To extrapolate from Carrick’s findings, another explanation involves the manner in which auditory communication is conveyed to the brain. There are 2 different pathways: the primary auditory pathway which carries messages from the cochlea, and the reticular sensory pathway which carries all types of sensory messages. The first relay of the primary auditory pathway and the reticular sensory pathway occurs in the cochlear nucleus in the brain stem. It is possible that cervical SM, by way of joint receptors, evokes primary afferents of the auditory nerve, possibly at this cochlear level in the brainstem, affecting the ipsilateral cerebellar projection in the reticular sensory pathway and the ipsilateral cerebellar projection to the contralateral thalamocortical tracts of the primary auditory pathway. [22, 23] When these pathways are disrupted either through trauma or otherwise, altered auditory processing may be associated with difficulties in hearing and understanding speech. 
Whatever the mechanism, it appears that cervical SM had a positive impact in the hearing and associated symptoms of this patient.

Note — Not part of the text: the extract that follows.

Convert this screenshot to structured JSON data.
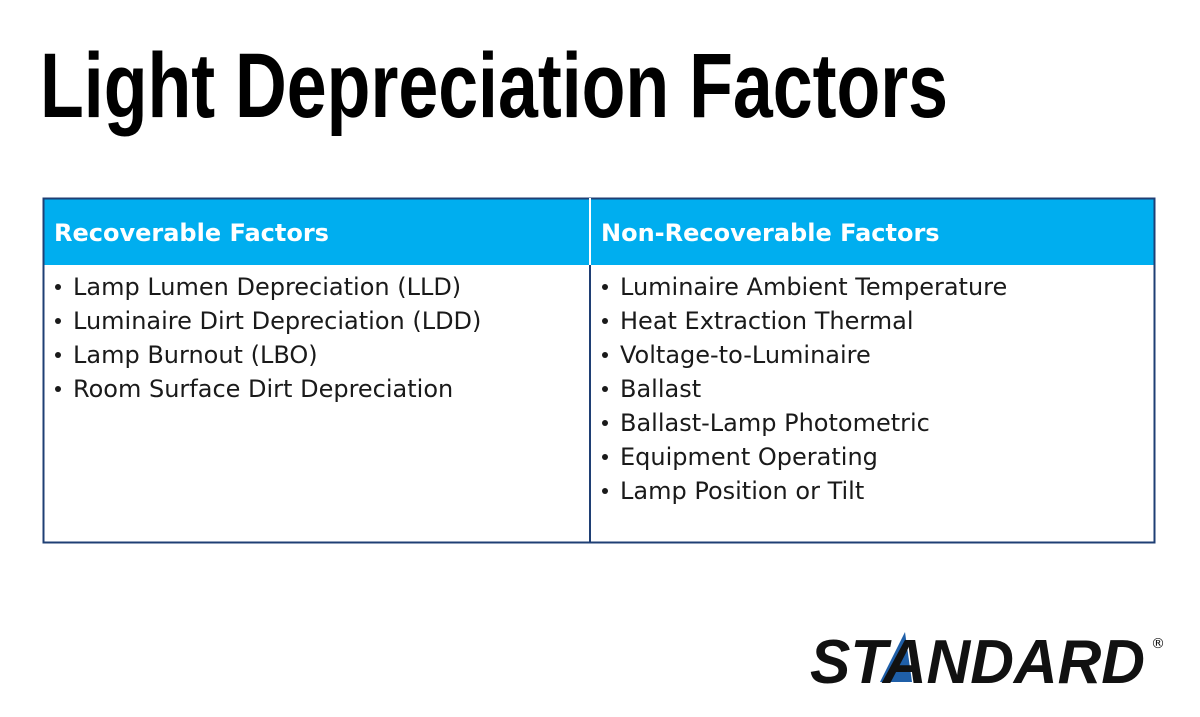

This case suggests that upper cervical spine manipulation may have positively affected hearing loss and tinnitus associated with cervicogenic pain in this patient. While there are other treatment options to aid such complaints in adult patients, something as simple and safe as SM should be considered a possible intervention. Several mechanisms may explain the neuropathophysiology of this condition and how it is affected by SM; however, this has not been well-explored and warrants additional study.
The authors report no conflicts of interest or funding support. The authors would like to thank Dana Lawrence D.C. and Philip Afghani, D.C. for their assistance in editing.